Robert R. Courtney is charged with diluting chemotherapy medicine for cancer patients to pocket hundreds of dollars per dose. He pleaded innocent last week to 20 felony counts of altering the drugs Gemzar and Taxol.
It's troubling that a drug salesman helped uncover the alleged dilutions, Sen. Kit Bond, R-Mo., wrote Health and Human Services Secretary Tommy Thompson.
"In all likelihood he would have continued to escape detection by regulators," Bond wrote.
Bond wants Congress to pursue the issue as it tackles debate over a Medicare prescription drug benefit. He asked Thompson whether the Courtney case warrants a larger federal role in policing the pharmacy practice, which is licensed and regulated primarily at the state level.
Bond's fellow Republican senator, Sam Brownback of Kansas, said Wednesday that he supports the effort.
"It's almost that we got lucky in finding this," Brownback told reporters. "The prospect of that happening in other places, to other cancer patients, is frightening. I want to look into what is the proper degree of federal oversight."
In Missouri, one state where Courtney is licensed, the Missouri Board of Pharmacy has six inspectors responsible for overseeing 6,768 pharmacists, 1,551 pharmacies and 1,142 drug distributors, Bond said. The Food and Drug Administration has 150 enforcement agents, 11 of them in a Kansas City regional office responsible for 11 states.
Ensuring the adequacy of this safety net is essential as Congress considers prescription drug benefits, Bond said.
"Patients and doctors must have full faith and confidence in medicine dosages distributed by pharmacists," he said.
Thompson is working on a response, Health and Human Services spokesman Bill Pierce said. "The secretary shares Senator Bond's concern."

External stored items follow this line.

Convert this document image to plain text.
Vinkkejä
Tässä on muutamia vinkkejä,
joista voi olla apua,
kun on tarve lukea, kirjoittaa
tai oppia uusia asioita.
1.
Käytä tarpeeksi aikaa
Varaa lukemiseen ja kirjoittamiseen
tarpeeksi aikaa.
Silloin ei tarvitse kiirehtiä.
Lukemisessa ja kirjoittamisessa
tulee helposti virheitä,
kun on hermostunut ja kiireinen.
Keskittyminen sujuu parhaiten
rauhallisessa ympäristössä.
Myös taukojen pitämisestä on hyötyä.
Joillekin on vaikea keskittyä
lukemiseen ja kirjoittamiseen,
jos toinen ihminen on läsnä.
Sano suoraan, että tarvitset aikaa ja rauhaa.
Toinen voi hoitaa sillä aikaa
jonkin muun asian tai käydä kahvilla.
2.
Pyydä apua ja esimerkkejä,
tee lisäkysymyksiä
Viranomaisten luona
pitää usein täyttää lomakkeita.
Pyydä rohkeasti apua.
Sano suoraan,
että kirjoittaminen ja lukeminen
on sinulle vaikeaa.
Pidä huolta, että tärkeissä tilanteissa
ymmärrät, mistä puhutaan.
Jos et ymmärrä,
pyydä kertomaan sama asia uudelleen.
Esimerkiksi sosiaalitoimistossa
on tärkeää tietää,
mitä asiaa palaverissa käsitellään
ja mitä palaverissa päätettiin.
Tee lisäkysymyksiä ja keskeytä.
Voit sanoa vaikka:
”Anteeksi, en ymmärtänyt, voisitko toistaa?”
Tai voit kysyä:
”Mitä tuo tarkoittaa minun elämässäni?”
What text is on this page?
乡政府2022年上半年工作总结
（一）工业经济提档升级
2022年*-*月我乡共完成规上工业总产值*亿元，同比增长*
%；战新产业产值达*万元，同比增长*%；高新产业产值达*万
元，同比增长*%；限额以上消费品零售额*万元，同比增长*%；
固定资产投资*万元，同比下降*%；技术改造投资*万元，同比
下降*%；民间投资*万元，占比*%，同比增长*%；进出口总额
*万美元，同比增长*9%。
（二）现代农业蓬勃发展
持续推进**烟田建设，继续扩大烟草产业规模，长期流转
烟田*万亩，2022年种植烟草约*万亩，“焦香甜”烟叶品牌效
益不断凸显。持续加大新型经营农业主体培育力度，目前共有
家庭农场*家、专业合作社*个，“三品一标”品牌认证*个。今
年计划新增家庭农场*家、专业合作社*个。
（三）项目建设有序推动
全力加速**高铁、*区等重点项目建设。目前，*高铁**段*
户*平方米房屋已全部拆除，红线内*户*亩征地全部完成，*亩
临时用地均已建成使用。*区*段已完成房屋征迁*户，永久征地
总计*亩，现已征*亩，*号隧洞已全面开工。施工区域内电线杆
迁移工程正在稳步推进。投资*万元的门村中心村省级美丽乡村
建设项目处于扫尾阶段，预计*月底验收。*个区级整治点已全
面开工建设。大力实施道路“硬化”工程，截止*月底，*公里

Hundreds of patients who received improper dosages could be affected in the case, federal investigators say. The charges also have drawn civil suits against Courtney as well as Eli Lilly and Co., maker of Gemzar, alleging the company suspected the dilutions last year but did not report them to law enforcement officials.
Lilly has denied the accusations, saying it helped reveal the alleged dilutions last May when its salesman told a doctor of his concerns about Courtney.